Antonia Walford and I have a panel at this year’s Association of Social Anthropologists conference in Durham exploring the idea of Digital Enviromentalisms. Deadline for paper proposals is the 15th February and proposals should be submitted here:
P18 Digital Environmentalisms
Environment and energy crises have brought anthropological questions about how humans relate to nature into conversation with concerns to explore the material bases of contemporary political and economic life. Anthropologists working on this interface have shown that such global processes are the outcome of multi-scalar interactions between dynamic material arrangements, human and non-human relationalities, and industries, societies and economies. However, importantly, these global environmental processes are increasingly materialised, manipulated, and mediated by complex informational infrastructures. Digital sensors and databases measure, order and evidence environments in complex and unstable ways; models shape environmental presents, futures and pasts; and environmental data visualisations and products are called upon by diverse stakeholders, from climate sceptics to indigenous activists to anthropologists themselves. This panel will explore what happens to anthropological approaches to energy and the environment when we pay attention to the role of digital technologies in the process of human-environmental becoming.

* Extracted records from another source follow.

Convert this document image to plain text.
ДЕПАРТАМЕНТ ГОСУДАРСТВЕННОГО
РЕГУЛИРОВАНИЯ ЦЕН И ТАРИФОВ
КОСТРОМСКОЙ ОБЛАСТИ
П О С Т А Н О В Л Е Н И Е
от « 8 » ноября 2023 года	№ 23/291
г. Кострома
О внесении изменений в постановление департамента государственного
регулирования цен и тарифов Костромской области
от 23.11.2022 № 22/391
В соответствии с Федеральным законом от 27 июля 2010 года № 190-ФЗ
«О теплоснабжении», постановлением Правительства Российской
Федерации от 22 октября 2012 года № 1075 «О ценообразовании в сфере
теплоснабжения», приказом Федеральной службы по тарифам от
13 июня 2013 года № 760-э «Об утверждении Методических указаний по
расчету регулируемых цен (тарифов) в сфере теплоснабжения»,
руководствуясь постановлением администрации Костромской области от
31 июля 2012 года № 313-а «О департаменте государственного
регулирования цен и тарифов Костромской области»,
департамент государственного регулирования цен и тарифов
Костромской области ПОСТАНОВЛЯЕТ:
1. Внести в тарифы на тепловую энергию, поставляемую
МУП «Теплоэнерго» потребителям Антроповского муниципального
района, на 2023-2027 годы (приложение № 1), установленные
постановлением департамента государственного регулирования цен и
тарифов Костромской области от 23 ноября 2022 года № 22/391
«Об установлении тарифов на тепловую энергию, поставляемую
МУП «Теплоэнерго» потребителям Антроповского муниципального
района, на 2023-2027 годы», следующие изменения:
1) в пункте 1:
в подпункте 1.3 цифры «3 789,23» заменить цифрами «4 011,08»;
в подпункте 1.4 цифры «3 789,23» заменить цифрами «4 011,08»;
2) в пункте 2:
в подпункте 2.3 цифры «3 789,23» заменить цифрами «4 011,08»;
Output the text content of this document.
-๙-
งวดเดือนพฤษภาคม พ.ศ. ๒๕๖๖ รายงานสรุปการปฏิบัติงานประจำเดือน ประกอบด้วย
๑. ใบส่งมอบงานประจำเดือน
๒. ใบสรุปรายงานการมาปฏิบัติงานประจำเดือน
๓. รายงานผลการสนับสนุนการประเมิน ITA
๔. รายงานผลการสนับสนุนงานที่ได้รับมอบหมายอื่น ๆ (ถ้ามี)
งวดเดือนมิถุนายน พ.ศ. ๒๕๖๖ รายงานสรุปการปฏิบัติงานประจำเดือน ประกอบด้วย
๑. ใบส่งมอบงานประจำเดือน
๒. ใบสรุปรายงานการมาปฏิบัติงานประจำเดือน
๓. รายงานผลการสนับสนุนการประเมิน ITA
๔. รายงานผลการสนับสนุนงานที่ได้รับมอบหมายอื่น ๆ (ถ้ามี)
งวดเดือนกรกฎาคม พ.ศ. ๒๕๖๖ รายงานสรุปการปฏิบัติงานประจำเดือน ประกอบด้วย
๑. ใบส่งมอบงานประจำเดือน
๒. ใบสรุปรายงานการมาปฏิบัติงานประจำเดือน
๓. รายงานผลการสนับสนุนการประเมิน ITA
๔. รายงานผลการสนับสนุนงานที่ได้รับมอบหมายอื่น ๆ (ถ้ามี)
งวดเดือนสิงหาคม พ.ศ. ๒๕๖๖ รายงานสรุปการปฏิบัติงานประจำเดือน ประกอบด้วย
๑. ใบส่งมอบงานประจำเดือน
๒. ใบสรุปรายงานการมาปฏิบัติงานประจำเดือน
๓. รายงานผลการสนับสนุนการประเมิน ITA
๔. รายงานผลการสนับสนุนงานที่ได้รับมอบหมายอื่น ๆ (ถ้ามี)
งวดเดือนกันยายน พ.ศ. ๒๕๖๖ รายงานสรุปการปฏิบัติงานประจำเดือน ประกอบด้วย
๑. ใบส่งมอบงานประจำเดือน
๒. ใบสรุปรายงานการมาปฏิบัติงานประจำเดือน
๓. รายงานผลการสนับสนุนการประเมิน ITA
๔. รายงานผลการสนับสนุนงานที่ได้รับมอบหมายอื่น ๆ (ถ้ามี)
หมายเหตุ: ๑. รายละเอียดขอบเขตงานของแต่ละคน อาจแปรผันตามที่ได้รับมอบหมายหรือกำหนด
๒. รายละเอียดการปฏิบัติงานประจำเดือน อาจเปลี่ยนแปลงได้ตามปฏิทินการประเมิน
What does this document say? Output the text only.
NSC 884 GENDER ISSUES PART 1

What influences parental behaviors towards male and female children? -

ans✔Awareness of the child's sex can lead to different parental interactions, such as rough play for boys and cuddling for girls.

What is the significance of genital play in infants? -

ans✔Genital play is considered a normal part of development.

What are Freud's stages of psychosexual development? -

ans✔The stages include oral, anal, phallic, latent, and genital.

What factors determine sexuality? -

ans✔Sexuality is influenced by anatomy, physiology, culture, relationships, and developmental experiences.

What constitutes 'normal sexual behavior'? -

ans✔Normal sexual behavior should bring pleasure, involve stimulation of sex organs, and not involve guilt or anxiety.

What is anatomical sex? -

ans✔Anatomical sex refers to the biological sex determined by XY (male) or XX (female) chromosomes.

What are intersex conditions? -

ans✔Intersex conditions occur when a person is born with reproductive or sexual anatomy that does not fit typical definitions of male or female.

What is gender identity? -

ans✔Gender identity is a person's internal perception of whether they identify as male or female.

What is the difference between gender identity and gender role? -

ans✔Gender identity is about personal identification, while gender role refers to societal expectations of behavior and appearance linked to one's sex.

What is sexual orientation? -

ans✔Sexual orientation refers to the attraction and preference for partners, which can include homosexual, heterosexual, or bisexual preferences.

What part do digital techniques play in the way in which people imagine and engage environmental processes?
How does an attention to digital environmentalism provide a way into a more nuanced description of the interplay between ontology and epistemology, materials and symbols, or humans and natures?
Can the study of digital technologies and practices in other social settings help us understand the processes we confront in digital environmentalism?
And finally, how does an attention to digital technologies disrupt and re-situate claims as to the role that anthropology should play in the study of environmental and energetic crises?